To identify functional roles for the γ-Pcdhs in cortical development, we crossed Pcdh-γfcon3 conditional mutant mice ( Prasad et al., 2008) with a line expressing Cre from the Emx1 locus (see Figures GABA inhibitor drugs S1A–S1G available online). The Emx1-Cre line has been used extensively to excise floxed alleles in progenitors that give rise to primary glutamatergic neurons as well as astrocytes in the cortex, while sparing ganglionic eminence-derived GABAergic cortical interneurons ( Gorski et al., 2002). We confirmed that Emx1-Cre efficiently recombined the Pcdhγfcon3 allele

by immunostaining in neonatal Emx1-Cre; Pcdh-γfcon3/+ brains ( Figures S1A–S1G). Emx1-Cre; Pcdh-γfcon3/fcon3 mutants were born in Mendelian ratios and were viable and fertile. Gross examination of the brain revealed no obvious abnormalities or changes in overall size. Comparison

of sections through the primary somatosensory cortex (S1), however, revealed that the mutant cortex was thinner than that of controls. Close examination showed that this was due entirely to a reduction of the superficial, cell-sparse layer I: layers II–VI were remarkably similar in side-by-side micrographs of controls and mutants ( Figures Vorinostat mouse 1A and 1B), and quantitative analysis of a variety of cortical layer markers indicated no difference in cell number or in lamination ( Figures S1H–S1M). Layer I thinning occurred between postnatal day 18 (P18) and P28, with the distance between layer II and the pia reduced by 42% (n = 48 total measurements before from three animals per genotype; Figure 1C). Apoptosis was similarly low in control and mutant cortex throughout the postnatal period ( Figures S1N and S1O), and loss of the γ-Pcdhs in the primary neurons of the cortex also did not affect the numbers of cortical interneurons ( Figures S1P and S1Q; data not shown).

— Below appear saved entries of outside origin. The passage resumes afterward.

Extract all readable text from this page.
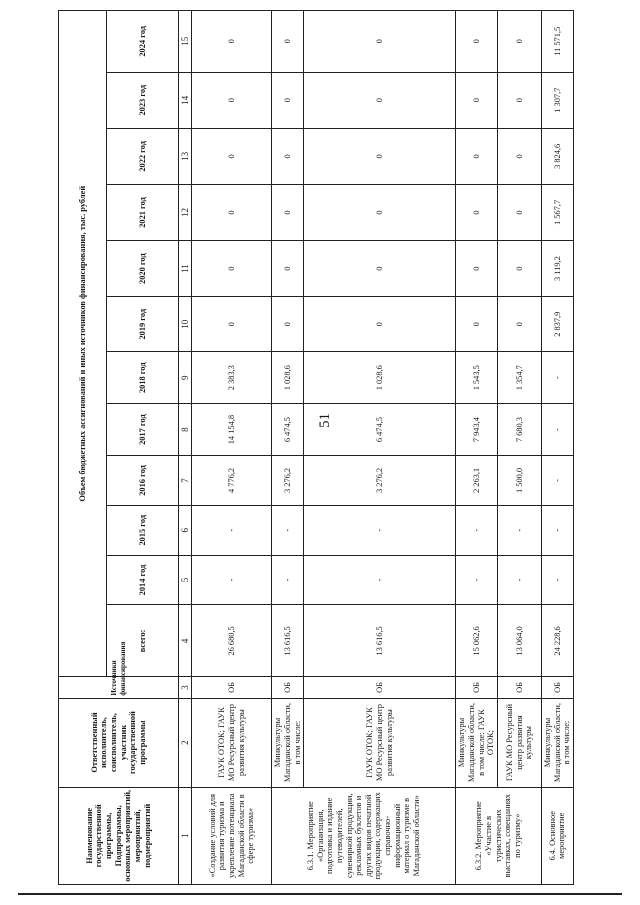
51
Наименование государственной программы, Подпрограммы, основных мероприятий, мероприятий, подмероприятий	Ответственный исполнитель, соисполнитель, участник государственной программы	Источники финансирования	Объем бюджетных ассигнований и иных источников финансирования, тыс. рублей											
			всего:	2014 год	2015 год	2016 год	2017 год	2018 год	2019 год	2020 год	2021 год	2022 год	2023 год	2024 год
1	2	3	4	5	6	7	8	9	10	11	12	13	14	15
«Создание условий для развития туризма и укрепление потенциала Магаданской области в сфере туризма»	ГАУК ОТОК; ГАУК МО Ресурсный центр развития культуры	ОБ	26 680,5	-	-	4 776,2	14 154,8	2 383,3	0	0	0	0	0	0
6.3.1. Мероприятие «Организация, подготовка и издание путеводителей, сувенирной продукции, рекламных буклетов и других видов печатной продукции, содержащих справочно-информационный материал о туризме в Магаданской области»	Минкультуры Магаданской области, в том числе:	ОБ	13 616,5	-	-	3 276,2	6 474,5	1 028,6	0	0	0	0	0	0
	ГАУК ОТОК; ГАУК МО Ресурсный центр развития культуры	ОБ	13 616,5	-	-	3 276,2	6 474,5	1 028,6	0	0	0	0	0	0
6.3.2. Мероприятие «Участие в туристических выставках, совещаниях по туризму»	Минкультуры Магаданской области, в том числе: ГАУК ОТОК;	ОБ	15 062,6	-	-	2 263,1	7 943,4	1 543,5	0	0	0	0	0	0
	ГАУК МО Ресурсный центр развития культуры	ОБ	13 064,0	-	-	1 500,0	7 680,3	1 354,7	0	0	0	0	0	0
6.4. Основное мероприятие	Минкультуры Магаданской области, в том числе:	ОБ	24 228,6	-	-	-	-	-	2 837,9	3 119,2	1 567,7	3 824,6	1 307,7	11 571,5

Because cortical layer I is composed mainly

of apical dendritic tufts of deep-layer pyramidal neurons, loss of layer I in the mutants could be due to defects in dendrite arborization. To investigate this, we crossed Emx1-Cre; Pcdh-γfcon3 mice with the Thy1-YFPH transgenic line ( Feng et al., 2000), in which a population of layer V neurons throughout the cortex strongly expresses yellow fluorescent protein (YFP). We analyzed confocal stacks from 100 μm vibratome sections of Emx1-Cre; Pcdh-γfcon3/fcon3; Thy1-YFPH mutants and littermate controls between P18 and 3 months of age. As in controls, mutant layer V pyramidal neurons extended apical dendrites into layer I ( Figures 1D and 1E), and their axons correctly exited the cortex through the internal capsule to form the corticospinal tract (data not shown). Individual neurons were reconstructed through confocal stacks by using a program (Neuromantic) to disambiguate processes from those of any neighboring YFP+ cells.